Banks, insurance companies, and corporations have coerced the government to pass law after law funneling taxpayer dollars their way to the point where we have reverse socialism: redistribution of wealth from the poor to the rich!
Dean Baker carefully outlines these policies in his great book The Conservative Nanny State. We subsidize people who don't need money: oil companies, factory farmers, coal companies, health care companies, insurance companies, and finance companies. All of them get either direct subsidies, easy contracts, tax breaks, or free research and development money.
Some of them are subtle: Google would not be in business without military investments in ARPANET made with tax money. Drug companies use patent laws to enjoy monopolies on products that literally save lives - allowing them to extort money out of the dying. Fortunes are made on Wall Street and we give them a huge tax break on capital gains - for not working! Wall Street is where our national wealth makes money for a small group of arrogant leeches.
One of the real reasons people are upset with Obama is that the Health Care law guaranteed new customers for the insurance companies - corporate welfare - without getting anything free for us.
It is hard to imagine it getting any better for the rich or any worse for the working man. But it did! What do obscenely wealthy people do for fun when there's nothing left to buy? They gamble! Wall Street financial houses, established to connect American business to global wealth for the good of the economy, became casinos. And the poker chips were our houses. Picture little green plastic houses, like in Monopoly, being tossed onto a craps table like dice. Just like in 1928, they gambled on risky ventures using margin loans; not against the same shares of stock, but against the same pile of mortgages.
The reason we don't notice our Great Society being ripped away from us is twofold:
1) math is hard; and
2) the wealthy left our unimportant rights alone - you know, free speech, due process, association, voting, gun ownership, jury trials, shit like that. That gave the illusion of good ol' America without the creamy delicious center (money!)
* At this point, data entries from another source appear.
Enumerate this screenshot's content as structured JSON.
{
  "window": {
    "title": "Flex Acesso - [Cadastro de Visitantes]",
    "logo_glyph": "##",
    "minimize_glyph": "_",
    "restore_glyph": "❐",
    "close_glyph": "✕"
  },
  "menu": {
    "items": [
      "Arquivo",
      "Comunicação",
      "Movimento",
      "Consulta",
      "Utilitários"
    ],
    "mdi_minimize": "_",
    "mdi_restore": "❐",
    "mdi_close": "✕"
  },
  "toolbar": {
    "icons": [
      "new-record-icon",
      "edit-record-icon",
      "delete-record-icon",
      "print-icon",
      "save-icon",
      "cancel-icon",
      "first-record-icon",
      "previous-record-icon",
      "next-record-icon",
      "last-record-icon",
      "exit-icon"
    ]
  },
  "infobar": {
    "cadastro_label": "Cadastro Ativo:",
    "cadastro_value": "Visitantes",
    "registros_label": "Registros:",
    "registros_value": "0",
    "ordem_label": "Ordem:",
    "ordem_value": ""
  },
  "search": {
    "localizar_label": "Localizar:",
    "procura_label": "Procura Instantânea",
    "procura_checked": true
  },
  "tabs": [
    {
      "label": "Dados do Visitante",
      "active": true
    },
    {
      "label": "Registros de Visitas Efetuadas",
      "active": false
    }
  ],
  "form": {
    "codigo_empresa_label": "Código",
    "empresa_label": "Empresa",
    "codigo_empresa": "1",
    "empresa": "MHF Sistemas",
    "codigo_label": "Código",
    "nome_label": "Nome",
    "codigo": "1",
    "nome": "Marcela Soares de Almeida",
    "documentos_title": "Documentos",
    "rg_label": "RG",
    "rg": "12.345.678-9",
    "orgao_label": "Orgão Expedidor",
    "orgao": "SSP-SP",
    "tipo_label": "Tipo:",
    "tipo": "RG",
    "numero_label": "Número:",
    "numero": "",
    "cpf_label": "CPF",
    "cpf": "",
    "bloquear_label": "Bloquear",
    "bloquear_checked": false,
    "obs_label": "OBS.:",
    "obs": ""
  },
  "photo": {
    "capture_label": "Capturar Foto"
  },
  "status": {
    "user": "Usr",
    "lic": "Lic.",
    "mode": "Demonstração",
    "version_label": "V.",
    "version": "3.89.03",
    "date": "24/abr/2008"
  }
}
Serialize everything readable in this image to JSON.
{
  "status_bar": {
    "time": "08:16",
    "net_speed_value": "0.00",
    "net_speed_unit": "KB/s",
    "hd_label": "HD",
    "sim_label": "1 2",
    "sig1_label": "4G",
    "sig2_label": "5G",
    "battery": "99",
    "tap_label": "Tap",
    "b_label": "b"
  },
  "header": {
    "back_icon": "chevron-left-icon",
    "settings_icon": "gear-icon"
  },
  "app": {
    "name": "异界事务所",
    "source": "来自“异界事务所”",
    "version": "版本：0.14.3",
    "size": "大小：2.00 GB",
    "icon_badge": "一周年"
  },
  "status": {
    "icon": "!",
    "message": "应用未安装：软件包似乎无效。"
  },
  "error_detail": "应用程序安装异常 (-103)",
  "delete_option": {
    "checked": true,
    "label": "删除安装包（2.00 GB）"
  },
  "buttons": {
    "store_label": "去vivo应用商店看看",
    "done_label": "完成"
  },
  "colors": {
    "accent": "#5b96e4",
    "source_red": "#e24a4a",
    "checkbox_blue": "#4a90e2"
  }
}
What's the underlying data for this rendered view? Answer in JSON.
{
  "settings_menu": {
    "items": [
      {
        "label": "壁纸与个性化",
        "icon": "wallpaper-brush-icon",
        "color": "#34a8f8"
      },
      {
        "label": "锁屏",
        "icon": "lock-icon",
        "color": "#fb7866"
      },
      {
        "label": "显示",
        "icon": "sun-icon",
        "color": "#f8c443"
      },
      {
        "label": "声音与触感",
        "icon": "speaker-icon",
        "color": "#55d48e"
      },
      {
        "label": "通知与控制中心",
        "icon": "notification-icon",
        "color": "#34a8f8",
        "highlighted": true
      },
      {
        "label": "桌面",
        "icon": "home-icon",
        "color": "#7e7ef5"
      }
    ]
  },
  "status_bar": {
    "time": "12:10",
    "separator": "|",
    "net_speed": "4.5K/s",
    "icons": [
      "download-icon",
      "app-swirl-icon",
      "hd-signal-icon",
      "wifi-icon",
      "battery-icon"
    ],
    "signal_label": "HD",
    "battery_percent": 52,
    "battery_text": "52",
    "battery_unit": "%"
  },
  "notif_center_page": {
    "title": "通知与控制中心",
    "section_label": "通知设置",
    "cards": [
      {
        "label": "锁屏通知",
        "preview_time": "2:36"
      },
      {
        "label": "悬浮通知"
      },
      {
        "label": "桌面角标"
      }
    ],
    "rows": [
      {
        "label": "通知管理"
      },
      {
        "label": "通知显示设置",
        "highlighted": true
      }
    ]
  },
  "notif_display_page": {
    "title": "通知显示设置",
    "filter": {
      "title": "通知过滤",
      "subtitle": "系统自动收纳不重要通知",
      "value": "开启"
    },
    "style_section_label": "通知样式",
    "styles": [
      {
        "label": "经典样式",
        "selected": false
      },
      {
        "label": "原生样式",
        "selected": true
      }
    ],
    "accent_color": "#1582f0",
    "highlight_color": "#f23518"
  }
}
We were also doing OK, especially in the 1990s, when most of this quiet coup was going on. Our home values were artificially inflating, and our 401k's were going up. "Reagan was right," we all said, "privatizing the pension system worked, and our homes is now ATMs!"
But soon there was no extra money to put in the 401k. Then house values crashed because they were bullshit. Now the jobs are going away. America's chickens are coming home to roost.
Now we're like, WTF? Sadly, our instincts are telling us to suck it up, tighten the ol' belt, and work harder. It's not going to work. We are going to be poor for the next 10-20 years while wealthy people have enough to wipe their asses with $100 bills every time they take a shit. Our wages will continue to go down until they reach the worldwide average, because business is global now and there won't be any artificial value in US dollars.
So, I still want a socialist system, but first we're going to have to fight real hard to get back to a democratic system - a country where the votes of actual people make a difference and we're not brainwashed by rich interest groups. Then we're going to have to keep pushing for a capitalist system - a country where competition makes markets operate in the public interest. THEN maybe the natural course of history will lead us to self-government and equitable wealth distribution.
Or maybe, just maybe, there actually will be a revolution. I doubt it. Americans are famous for adaptation, not revolt. You throw us in the gutter, we write a musical about singing in the rain.